頼朝を祭神とする(義経も合祀されている)鎌倉・西御門の白旗神社は、頼朝の持仏堂(法華堂)の跡地である。『六十六部縁起断簡』(室町時代)には、頼朝の前世は六十六部聖(廻国聖)で、時政、景時、広元も、それぞれ勧進聖や旦那(檀越)だったという夢告を頼朝に注進する者があり、頼朝が歓喜して法華堂を建立した、という逸話が載っていた。前世が坊主だったと聞いて、何がそんなに嬉しいかなあ…と思うのは現代人で、仏縁の有無、ひいては死後に極楽往生できるかどうかは、当時の武士にとって切実な問題だったのだろう。

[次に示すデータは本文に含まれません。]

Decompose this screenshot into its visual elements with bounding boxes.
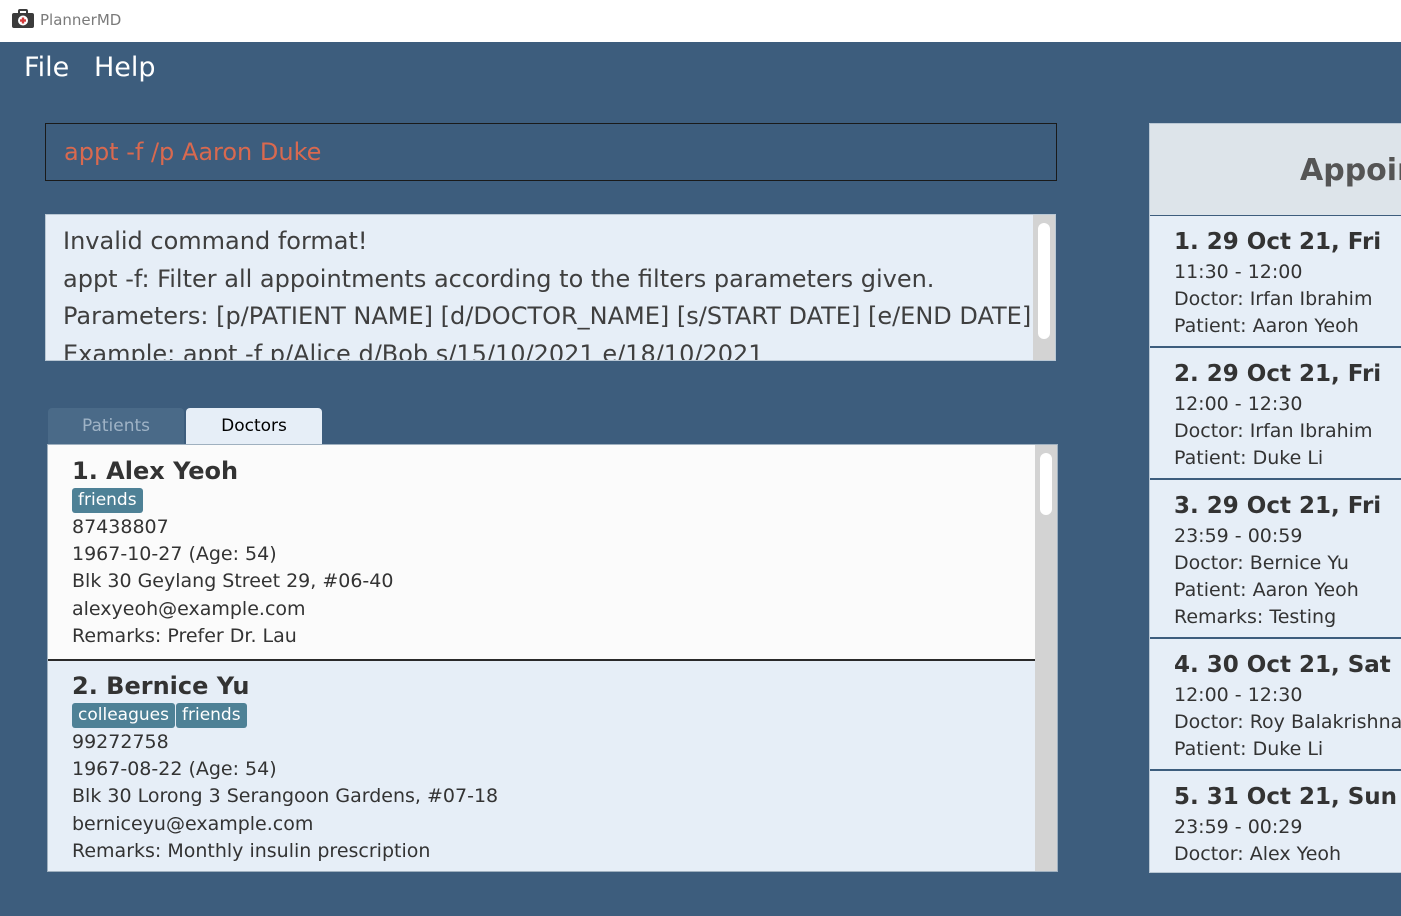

なお、義時や政子の墳墓も法華堂(跡)の名前で呼ばれている。いま北条義時法華堂跡では、看板にある二次元コードを読み込むと実際の風景の中にCGで再現した建物を表示できるのだそうだ。連休に鎌倉に遊びに行って、やってみよう。
※参考:タウンニュース鎌倉版「ARで義時の法華堂再現」(2022/1/21)
『覚禅抄』には、寿永2年(1183)11月、後白河院が蓮華王院に高僧を集め、木曾義仲の調伏を祈願して、大威徳転法輪法を修したことが記録されている。まさに先週の『鎌倉殿の13人』の時期のことだ。後白河院は「寿永二年十月宣旨」によって、頼朝による東国支配権を公認し、頼朝は義経らを京へ派遣した。義経の軍勢は11月には近江に達するも、11月19日、義仲が院御所・法住寺殿を襲撃して後白河院を幽閉する(法住寺合戦)。大威徳転法輪法で使用される大威徳明王像はこんな感じ(※文化遺産オンライン)。中世の禍々しさが感じられて、ぞくぞくする。
呪術や信仰を離れたところでは、北条実時の息子・実政が、元寇(弘安の役)に際して現地総司令官として九州に下向し、そのまま鎮西探題となって、ほぼ全生涯を九州で過ごしたという話がおもしろかった。今も昔も人間の転機は分からないものだなあ。以後、北条氏は九州に土着して地盤を形成していく。
また『東鑑(吾妻鏡)』は、鎌倉時代末年に幕府が編纂した歴史書だが、その編纂のもとになった一次資料(と思われる文書)が『吾妻鏡断簡』として展示されていた。ふだん版本しか見る機会がないので、なかなか新鮮だった。